Cuanza-Norte: Cidadãos violam quarentena à procura do precioso líquido

A falta de água na maioria dos bairros de Ndalatando tem obrigado os munícipes a saírem de casa à procura do precioso líquido, violando, assim, a quarentena imposta pelo Decreto sobre o Estado de Emergência devido à pandemia do Covid-19.

30/03/2020  Última atualização 22H00
Paulo Mulaza | Edições Novembro © Fotografia por: Na fonte da Santa Isabel, onde existem dois canais de abastecimento, foram vistas dezenas de cidadãos, com o intuito de conseguirem água

Apesar da informação prestada há dias pelo presidente do Conselho de Administração da Empresa de Água do Cuanza-Norte, segundo a qual estava garantido o abastecimento regular de água em todas as zonas, na prática nada disso está a ocorrer.

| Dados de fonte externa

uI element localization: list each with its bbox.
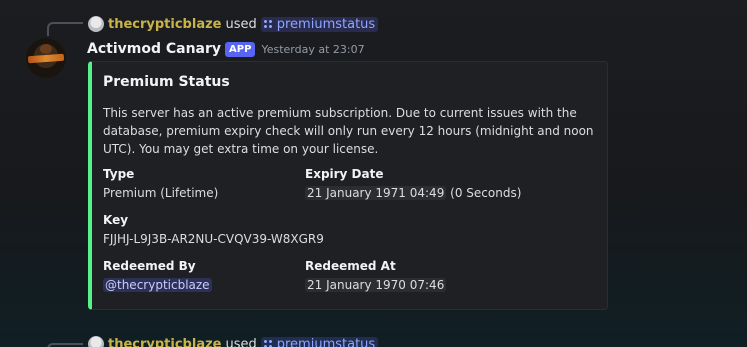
field-value: Premium (Lifetime) [103,186,219,200]
field-redeemed-by: Redeemed By @thecrypticblaze [103,257,212,294]
slash-command-mention[interactable]: premiumstatus [260,336,379,347]
user-avatar-icon[interactable] [88,336,104,347]
slash-command-mention[interactable]: premiumstatus [260,16,379,32]
expiry-relative: (0 Seconds) [450,186,522,200]
field-redeemed-at: Redeemed At 21 January 1970 07:46 [305,257,447,294]
field-name: Key [103,213,129,227]
embed-title: Premium Status [103,74,230,90]
redeemed-timestamp[interactable]: 21 January 1970 07:46 [305,278,447,292]
slash-command-icon [263,339,273,347]
user-avatar-icon[interactable] [88,16,104,32]
field-name: Redeemed At [305,259,396,273]
reply-used-text: used [225,336,257,347]
embed-description: This server has an active premium subscr… [103,106,594,156]
reply-used-text: used [225,16,257,32]
field-name: Type [103,167,135,181]
field-key: Key FJJHJ-L9J3B-AR2NU-CVQV39-W8XGR9 [103,211,324,248]
author-name[interactable]: Activmod Canary [87,41,221,57]
command-reply-context[interactable]: thecrypticblaze used premiumstatus [88,335,379,347]
field-name: Expiry Date [305,167,384,181]
command-name: premiumstatus [276,336,376,347]
command-name: premiumstatus [276,16,376,32]
bot-message: thecrypticblaze used premiumstatus [0,330,747,347]
field-value: 21 January 1970 07:46 [305,276,447,294]
field-type: Type Premium (Lifetime) [103,165,218,202]
reply-connector [47,22,83,36]
command-reply-context[interactable]: thecrypticblaze used premiumstatus [88,15,379,33]
expiry-timestamp[interactable]: 21 January 1971 04:49 [305,186,447,200]
app-badge: APP [225,41,256,57]
slash-command-icon [263,19,273,29]
message-header: Activmod Canary APP Yesterday at 23:07 [87,39,365,59]
field-value: @thecrypticblaze [103,276,212,294]
message-timestamp[interactable]: Yesterday at 23:07 [261,43,364,56]
embed-card: Premium Status This server has an active… [88,61,608,310]
field-expiry: Expiry Date 21 January 1971 04:49 (0 Sec… [305,165,521,202]
field-value: FJJHJ-L9J3B-AR2NU-CVQV39-W8XGR9 [103,232,324,246]
reply-connector [47,343,83,347]
reply-username[interactable]: thecrypticblaze [108,337,221,347]
field-name: Redeemed By [103,259,196,273]
bot-message: thecrypticblaze used premiumstatus Activ… [0,0,747,330]
field-value: 21 January 1971 04:49 (0 Seconds) [305,184,521,202]
reply-username[interactable]: thecrypticblaze [108,17,221,32]
bot-avatar[interactable] [26,38,66,78]
user-mention[interactable]: @thecrypticblaze [103,278,212,292]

A reportagem do Jornal de Angola constatou, ontem, a procura desesperada pela água por parte de munícipes de vários bairros de Ndalatando. Muitas viaturas, motorizadas com carroça e pessoas apeadas se dirigiam para distintos lugares aonde era possível encher os recipientes.
Na fonte da Santa Isabel, onde existem dois canais de abastecimento, foram vistas dezenas de cidadãos, com o intuito de conseguirem água.
Ary Jander, morador do bairro Catome de Cima, disse que, apesar da quarentena e dos constantes apelos das autoridades para se manter em casa, ainda assim não foi possível obedecer, devido à falta de água em casa. “Realmente é complicado, não temos água em nossas casas, por isso não tem como obedecer as normas e se manter em casa sem este bem”, disse.
O funcionário público Lourenço Manuel Domingos precisou que o bairro Miradouro, onde vive não tem água corrente e nem sequer existe um fontanário em funcionamento. Além disso, mesmo que as autoridades quisessem levar lá água com cisternas, não há ruas em condições para as mesmas passarem, disse.
Para além da fonte da Santa Isabel, encontrámos, igualmente, dezenas de pessoas na girafa do bairro Embondeiro na luta para conseguir um pouco de água para a família.
A Reportagem do Jornal de Angola passou, igualmente, pelas igrejas Católica, Metodista, Pentecostal, Adventista do Sétimo Dia, algumas evangélicas, Universal do Reino de Deus, Bom Deus e Mundial. As mesmas estavam totalmente vazias, cumprindo com a medida das autoridades que proíbe a acumulação de mais de 50 pessoas num só lugar.
Nos caixas electrónicos foi possível observar o distanciamento entre as pessoas nas filas. As ruas estavam calmas e mais ou menos isoladas, sendo que os mototaxistas são impedidos de transportarem passageiros.
Os mesmos circulam sozinhos, mas apenas para actividades que se mostrem necessárias. De contrário, as motorizadas são retidas pela Polícia.
Nos hospitais provincial do Cuanza-Norte e municipal de Cazengo, bem como no centro de saúde do bairro Sassa, foi possível observar que as visitas foram interditas, até que o Estado de Emergência esteja ultrapassado.